C’était une époque où il y avait encore des négociants à Bercy. L’un d’entre eux tenait aussi une boutique rue Ramey derrière la butte Montmartre. Sa boutique était ouverte jusque très tard le soir à la manière des petits commerces arabes de proximité. La télévision y était allumée en permanence et c’était un plaisir de venir passer une soirée avec lui et toute sa famille. C’était un caviste du genre ancien, très loin des modernes qui ouvrent de caves design à chaque coin de rue des quartiers bobos de la capitale. Les vins naturels, les vins de copains n’envahissaient pas encore les comptoirs faussement industriels.

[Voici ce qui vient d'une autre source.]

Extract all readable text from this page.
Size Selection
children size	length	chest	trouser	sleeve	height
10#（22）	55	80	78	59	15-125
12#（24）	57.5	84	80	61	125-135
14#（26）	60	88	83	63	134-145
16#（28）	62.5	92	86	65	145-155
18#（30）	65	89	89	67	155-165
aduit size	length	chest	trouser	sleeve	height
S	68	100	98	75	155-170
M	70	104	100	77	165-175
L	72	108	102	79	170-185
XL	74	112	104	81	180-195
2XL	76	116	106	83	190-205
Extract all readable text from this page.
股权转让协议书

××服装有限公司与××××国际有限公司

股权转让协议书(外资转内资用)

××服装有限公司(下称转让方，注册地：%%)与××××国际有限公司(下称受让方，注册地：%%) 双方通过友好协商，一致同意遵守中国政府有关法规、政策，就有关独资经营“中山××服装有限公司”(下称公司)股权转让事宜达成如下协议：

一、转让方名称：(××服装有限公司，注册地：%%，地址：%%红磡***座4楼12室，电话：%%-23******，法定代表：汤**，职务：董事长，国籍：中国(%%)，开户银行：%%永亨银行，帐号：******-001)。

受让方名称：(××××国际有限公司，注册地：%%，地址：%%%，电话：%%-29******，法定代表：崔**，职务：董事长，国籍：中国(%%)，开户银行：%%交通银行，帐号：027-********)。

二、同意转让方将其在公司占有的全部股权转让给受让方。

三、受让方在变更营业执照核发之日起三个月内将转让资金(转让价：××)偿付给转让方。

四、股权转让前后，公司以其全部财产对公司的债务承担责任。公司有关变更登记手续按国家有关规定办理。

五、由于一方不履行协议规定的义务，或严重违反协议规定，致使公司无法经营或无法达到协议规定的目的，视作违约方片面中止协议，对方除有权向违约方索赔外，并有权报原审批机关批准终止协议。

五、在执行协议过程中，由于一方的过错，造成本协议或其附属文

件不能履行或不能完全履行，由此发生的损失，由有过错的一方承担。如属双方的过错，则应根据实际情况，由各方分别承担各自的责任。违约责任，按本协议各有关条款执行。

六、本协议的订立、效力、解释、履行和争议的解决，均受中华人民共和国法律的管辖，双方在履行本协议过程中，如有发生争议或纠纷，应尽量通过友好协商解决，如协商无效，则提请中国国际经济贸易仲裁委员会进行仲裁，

Le soleil qui fait cuire le pruneau

Dans sa boutique, on trouvait ses fins de stocks. Il y avait toujours un Pichon Longueville Baron ou un château Talbot abordable. Il ouvrait souvent des petites bouteilles pour les gens du quartier qui lui rendaient visite. Je me souviens d’un Fitou aux vignes centenaires. Un jour que je venais lui acheter une bouteille pour un diner improvisé, il m’a proposé un coteau du Languedoc à la belle étiquette orange. Je ne savais pas que la cuvée Sainte Cécile n’était que l’entrée de gamme du château Engarran. Mais comme entrée, elle était plutôt accueillante ! Avec un fruit très présent et une belle profondeur. Le lendemain, je reviens pour commenter sa trouvaille et le caviste me propose de monter en gamme avec la cuvée Tradition du château de l’Engarran. Un véritable délice. Assemblage des cépages traditionnels du Languedoc Grenache et Carignan relevé de Syrah. Sans connaitre encore ce château, la cuvée tradition m’en donnait la plus belle des cartes postales. La garrigue avec ses arômes de thym, de laurier. Le soleil qui fait cuire le pruneau. J’en ai longtemps eu dans ma cave et sur ma table avant de visiter le domaine.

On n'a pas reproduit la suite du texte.